Alzheimer's
Foundation of America

Alzheimer’s Not the Same as Dementia


Fear and anxiety permeate the walls of the memory clinic where I work as a geriatrician. Patients and families dread the possibility of Alzheimer’s disease and a future they won’t recognize. But it is not the disease that drives this worry; it’s the symptoms of dementia.

Dementia describes the symptoms that affect people’s thinking and ability to do daily tasks. Alzheimer’s disease, an accumulation of proteins that eventually kill brain cells, is the biology that can cause dementia. To patients and families, the words dementia and Alzheimer’s are often used interchangeably.
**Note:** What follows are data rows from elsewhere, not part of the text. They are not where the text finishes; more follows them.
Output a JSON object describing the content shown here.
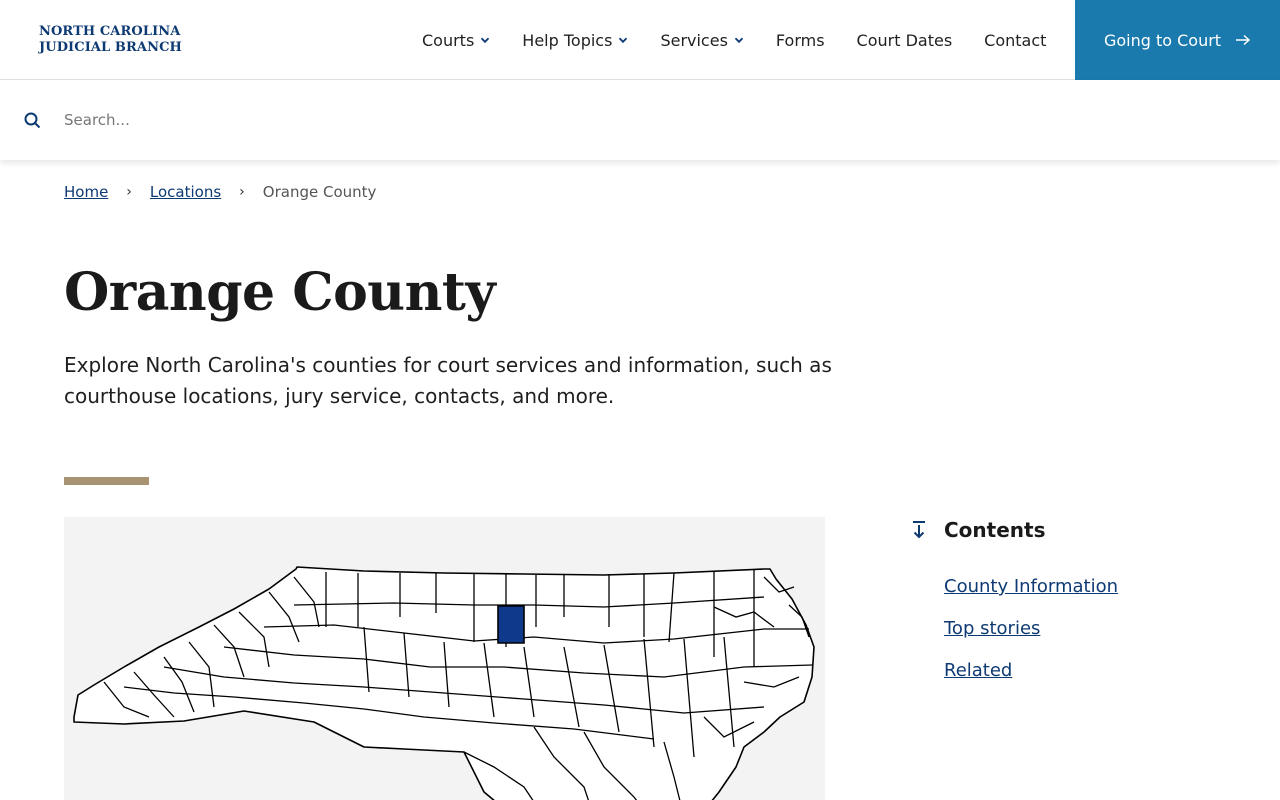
{
  "logo": {
    "line1": "NORTH CAROLINA",
    "line2": "JUDICIAL BRANCH"
  },
  "nav": {
    "items": [
      {
        "label": "Courts",
        "has_dropdown": true
      },
      {
        "label": "Help Topics",
        "has_dropdown": true
      },
      {
        "label": "Services",
        "has_dropdown": true
      },
      {
        "label": "Forms",
        "has_dropdown": false
      },
      {
        "label": "Court Dates",
        "has_dropdown": false
      },
      {
        "label": "Contact",
        "has_dropdown": false
      }
    ],
    "cta_label": "Going to Court"
  },
  "search": {
    "placeholder": "Search...",
    "value": ""
  },
  "breadcrumb": {
    "home": "Home",
    "locations": "Locations",
    "current": "Orange County"
  },
  "page": {
    "title": "Orange County",
    "intro": "Explore North Carolina's counties for court services and information, such as courthouse locations, jury service, contacts, and more."
  },
  "contents": {
    "heading": "Contents",
    "links": [
      "County Information",
      "Top stories",
      "Related"
    ]
  },
  "colors": {
    "brand_navy": "#0e3a73",
    "cta_blue": "#1a7aad",
    "accent_tan": "#a89373",
    "highlight_county": "#0f3a8c"
  },
  "icons": {
    "search": "search-icon",
    "chevron": "chevron-down-icon",
    "arrow": "arrow-right-icon",
    "toc": "arrow-down-to-line-icon"
  }
}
Both capture the fear and sorrow marked by living with a failing brain.

Emerging Alzheimer’s treatments raise the stakes for understanding the distinction between dementia and Alzheimer’s disease, in terms of knowing when new FDAapproved treatments may or may not be useful.

The Food and Drug Administration recently approved Leqembi, which removes from the brain one of the key proteins in Alzheimer’s disease. By targeting the biology, Leqembi can modify Alzheimer’s course and impact dementia symptoms. As a result, both biology and symptoms matter in providing care. Memory clinics are the epicenter for providing this care, bridging the symptoms with the disease. I’m seeing it already.

One of my patients, Molly, is a 74-year-old woman diagnosed with Alzheimer’s disease at another clinic. She wanted a “second opinion.” Nothing about her case was unusual. Her memory and thinking difficulties extended to some of her daily activities, including managing medications and dressing appropriately for the weather. After her workup, Molly and her daughter did not want to talk about the diagnosis — moderate stage dementia due to vascular disease — only about how Molly could get the new drug that would “reverse her Alzheimer’s.”

But the drug wouldn’t benefit Molly. Her dementia was too advanced and she didn’t have Alzheimer’s. When I told her this, she was relieved it wasn’t Alzheimer’s, but sad her symptoms would not go away.

Leqembi and drugs like it are changing the landscape of memory care. Helping patients understand the terms and meaning of their diagnoses takes time — a luxury we don’t always have. Evaluations for memory care are already extensive. The addition of treatments adds further complexity. Now, evaluations will include a person’s symptoms, history, and Alzheimer’s biomarkers. Health care providers will need to discuss, obtain, interpret and share a person’s biomarkers in the context of their symptoms and determine whether these new treatments are right for the patient.

However, not everyone with thinking changes has Alzheimer’s disease. Not everyone with Alzheimer’s will receive the newest therapies. Not everyone on therapy will benefit. These nuances exist at every stage and require discussion so patients can understand what is happening to them and their options for care. Doing this means taking time to talk with patients and families. Doing it well means using the right words.

Advancements in Alzheimer’s research and therapy are driving a revolution to distinguish the language of Alzheimer’s disease from the symptoms of dementia. Health care providers must diagnose syndromes like dementia based on symptoms first, and then diseases like Alzheimer’s based on biology second. Doing so will not only lead to better outcomes but may address the fear and anxiety that permeate those clinic walls.

This guest essay is based on an opinion/editorial that first appeared in Newsday. It reflects the views of Nathaniel Chin, M.D., medical director of the Wisconsin Alzheimer’s Disease Research Center and member of the Medical, Scientific and Memory Screening Advisory Board of the Alzheimer’s Foundation of America.